Hitzewelle erreicht Deutschland: Temperaturen bis 38 Grad und Unwettergefahr
Die Hitzewelle in Deutschland erreicht am Freitag ihren Höhepunkt. Der Deutsche Wetterdienst (DWD) hat für fast alle Bundesländer Hitzewarnungen herausgegeben. Nur einige Gebiete an der Ostsee sind ausgenommen. Besonders betroffen sind Nordrhein-Westfalen, Niedersachsen und Teile Hessens, wo von 11 bis 19 Uhr eine Warnung vor extremer Hitze gilt.
Wo wird es am Freitag besonders heiß?
Im Westen und Südwesten Deutschlands sind Temperaturen bis zu 38 Grad möglich. In den übrigen Landesteilen werden schwülheiße 30 bis 35 Grad erwartet. Wer die Hitze meiden möchte, kann in den Norden reisen: An den Küsten und im äußersten Norden liegen die Temperaturen zwischen 24 und 29 Grad. Auch im äußersten Süden gibt es vereinzelt Gemeinden ohne Hitzewarnung.

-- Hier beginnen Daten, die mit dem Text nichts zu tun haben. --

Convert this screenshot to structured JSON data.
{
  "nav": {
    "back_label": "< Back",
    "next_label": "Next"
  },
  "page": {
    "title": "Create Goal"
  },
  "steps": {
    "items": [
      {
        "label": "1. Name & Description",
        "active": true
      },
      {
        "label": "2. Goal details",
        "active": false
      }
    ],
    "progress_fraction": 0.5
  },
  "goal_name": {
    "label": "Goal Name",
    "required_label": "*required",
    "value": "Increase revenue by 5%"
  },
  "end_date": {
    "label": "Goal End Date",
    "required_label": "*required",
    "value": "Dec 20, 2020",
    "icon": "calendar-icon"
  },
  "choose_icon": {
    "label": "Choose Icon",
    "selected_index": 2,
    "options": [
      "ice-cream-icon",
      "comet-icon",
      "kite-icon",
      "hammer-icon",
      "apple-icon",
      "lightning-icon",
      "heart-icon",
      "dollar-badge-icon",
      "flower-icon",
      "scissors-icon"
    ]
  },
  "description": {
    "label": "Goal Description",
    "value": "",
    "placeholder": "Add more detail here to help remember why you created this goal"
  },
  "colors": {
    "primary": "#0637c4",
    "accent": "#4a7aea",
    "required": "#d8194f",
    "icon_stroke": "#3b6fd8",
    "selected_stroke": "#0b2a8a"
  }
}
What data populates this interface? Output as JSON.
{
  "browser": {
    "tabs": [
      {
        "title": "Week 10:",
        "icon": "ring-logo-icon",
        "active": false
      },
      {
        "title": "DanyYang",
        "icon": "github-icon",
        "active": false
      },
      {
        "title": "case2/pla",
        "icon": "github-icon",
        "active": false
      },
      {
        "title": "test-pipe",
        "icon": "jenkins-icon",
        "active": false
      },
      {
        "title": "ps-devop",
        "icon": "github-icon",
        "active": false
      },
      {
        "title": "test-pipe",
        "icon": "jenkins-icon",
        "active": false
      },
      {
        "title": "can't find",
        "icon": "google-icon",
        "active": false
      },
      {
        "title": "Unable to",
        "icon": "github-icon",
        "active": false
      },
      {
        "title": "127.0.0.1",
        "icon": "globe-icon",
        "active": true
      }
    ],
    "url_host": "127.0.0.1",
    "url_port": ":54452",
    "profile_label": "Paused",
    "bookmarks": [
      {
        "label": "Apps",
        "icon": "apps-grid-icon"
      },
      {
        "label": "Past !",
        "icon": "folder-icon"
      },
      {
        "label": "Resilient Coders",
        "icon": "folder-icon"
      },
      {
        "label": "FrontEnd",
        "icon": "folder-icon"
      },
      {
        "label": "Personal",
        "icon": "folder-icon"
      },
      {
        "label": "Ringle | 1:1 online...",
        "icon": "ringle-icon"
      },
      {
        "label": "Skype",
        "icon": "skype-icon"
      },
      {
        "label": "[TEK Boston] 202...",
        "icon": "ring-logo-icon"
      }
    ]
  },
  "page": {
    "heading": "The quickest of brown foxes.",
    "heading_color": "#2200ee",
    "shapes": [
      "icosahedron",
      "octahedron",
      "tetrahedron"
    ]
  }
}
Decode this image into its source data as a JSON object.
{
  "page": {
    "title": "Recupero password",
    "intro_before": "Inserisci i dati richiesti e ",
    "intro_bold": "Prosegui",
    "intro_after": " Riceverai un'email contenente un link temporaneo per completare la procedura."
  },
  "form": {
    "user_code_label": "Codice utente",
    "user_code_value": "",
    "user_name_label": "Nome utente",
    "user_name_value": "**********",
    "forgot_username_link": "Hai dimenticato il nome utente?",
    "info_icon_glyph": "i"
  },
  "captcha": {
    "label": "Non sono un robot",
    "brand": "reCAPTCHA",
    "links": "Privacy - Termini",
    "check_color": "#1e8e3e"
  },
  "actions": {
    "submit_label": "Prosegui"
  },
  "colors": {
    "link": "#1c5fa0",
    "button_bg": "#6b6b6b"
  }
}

Der DWD warnt vor gesundheitlichen Gefahren durch die Hitzebelastung und appelliert: „Vermeiden Sie nach Möglichkeit die Hitze, trinken Sie ausreichend Wasser und halten Sie die Innenräume kühl.“
Gewitter und Unwetter am Nachmittag
Ab den Mittagsstunden kann es in einigen Landesteilen ungemütlich werden. Von den Mittelgebirgen ausgehend drohen einzelne kräftige Gewitter, die bis in die Nacht zum Samstag anhalten können. Lokal sind Starkregen, Hagel, Sturmböen und Unwetter möglich. Besonders in Südbaden und Schwaben sind schwere Sturmböen mit Windgeschwindigkeiten über 100 km/h nicht ausgeschlossen.
Donnerstag war der erste heiße Tag des Jahres
Am Donnerstag wurde erstmals in diesem Jahr die 35-Grad-Marke geknackt. Der bundesweite Spitzenwert wurde an der Station Saarbrücken-Burbach mit 35,6 Grad gemessen. In Müllheim am Oberrhein waren es 35,4 Grad, in Rheinau-Memprechtshofen nahe der französischen Grenze 35,1 Grad.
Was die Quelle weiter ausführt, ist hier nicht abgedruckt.